During our interview, I told him that, as a patient, I wanted to add items to my portal, in particular my HIPAA release form, Physician Order for Life Sustaining Treatment (POLST) form and healthcare directive to be available on my portal. Ecker again cited the fact that the portal software is shared and not under FCN’s control. Implementation, he said, is a staged process and timing of changes and improvements is out of FCN’s hands.

“Presently all patient changes or additions must be submitted to FCN, through the portal or in person, to be posted to the portal,” he said.

PatientConnection

PeaceHealth’s portal is PatientConnection. I am not a PeaceHealth primary care patient and so I do not have a PatientConnection portal I can access. (But because I have been a St. Joseph hospital patient and once had primary care at Madrona Medical Group, which was taken over by PeaceHealth, I think I am entitled to portal access to my PeaceHealth medical information.)

Thanks to concerned patients, I was treated to a demonstration of PatientConnection for purposes of this article. I saw a sample of all portal pages and discussed the contents of each page with the patient whose page I was viewing. With my own portal open on a laptop at the same time, we compared the two, side-by-side and page-by-page.
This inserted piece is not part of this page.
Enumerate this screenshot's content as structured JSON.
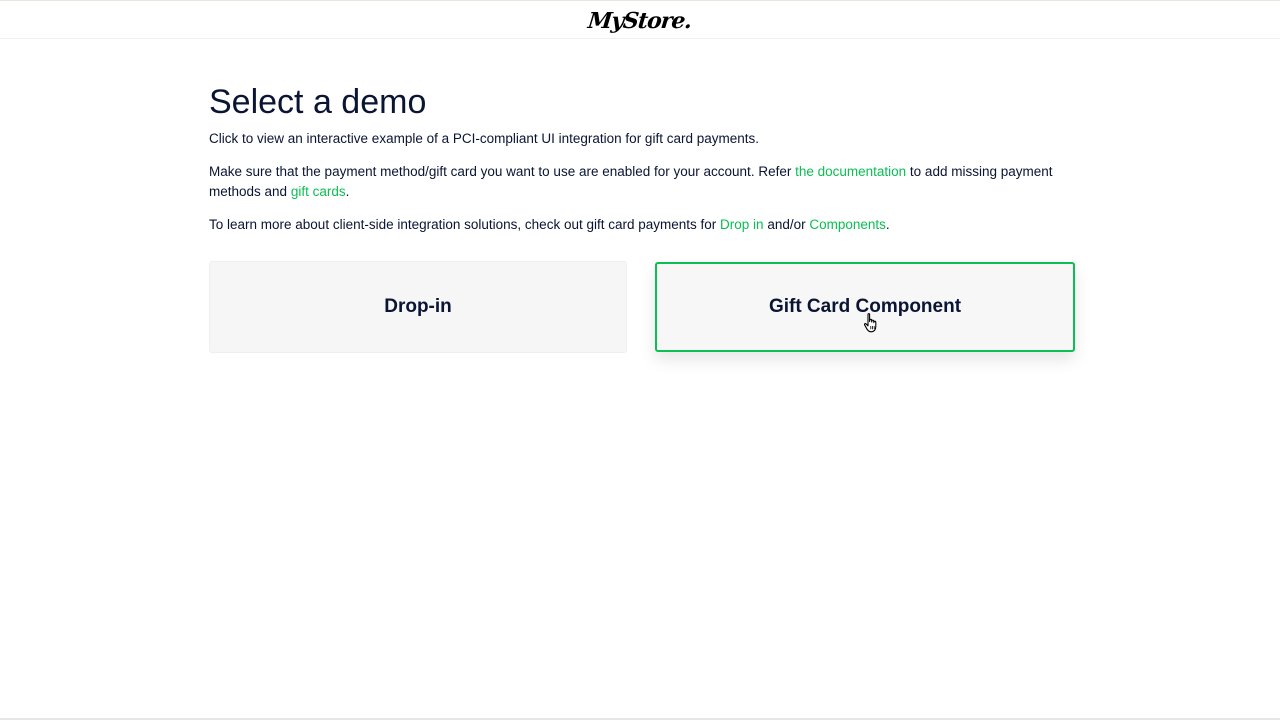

The PatientConnection portal is more elaborate than the InTouch portal, but each in its own way does the same job, as intended. Without ongoing access to PatientConnection I cannot comment as thoroughly about it as I did about InTouch. My physical description of PatientConnection is necessarily restricted to the appearance of one page, “Appointment Details.”

The Appointment Details page is dense with information and graphics. It consists of four columns of text data and 19 rows of text and numerical information. Much of the information is general content and formatting, which make finding and reading the pertinent information (the results of the appointment) difficult. My patient-guide commented that with so much data displayed, he/she felt obligated to scan the document closely to avoid overlooking new information.

It wasn’t obvious how fully developed and implemented the PatientConnection portal is, but given the phased development of portals through Stages 1 and 2, and that Stage 2 is just beginning (see CMS information above) it is unlikely that PatientConnection has achieve its ultimate form.

Of particular interest was the availability of analytic tools for manipulating the wealth of data supplied by the portal. PeaceHealth patients can use their portals to examine test data and lab results according to their own criteria by changing the scale of graphs, expanding or contracting time frames and comparing measurements against different standards. Patients can ask and answer their own questions. They can mine their data for more information than standard test results offer.

We all agreed that both portals offered similar information but packaged it much differently. One was not substantially better or worse than the other. Having any portal was a great advancement. We agreed that these are not for every patient, but for those who want to be fully informed and involved in their care and treatment, the portal is a breakthrough in creating the e-patient.

Endnotes

1. InTouch was a registered trademark of Family Care Network for an in-house developed patient portal that was replaced with the current system, which was purchased from an independent EMR developer. The InTouch name was preserved even though the original product was abandoned.

2. MyChart is a registered trademark licensed from Epic Systems Corporation.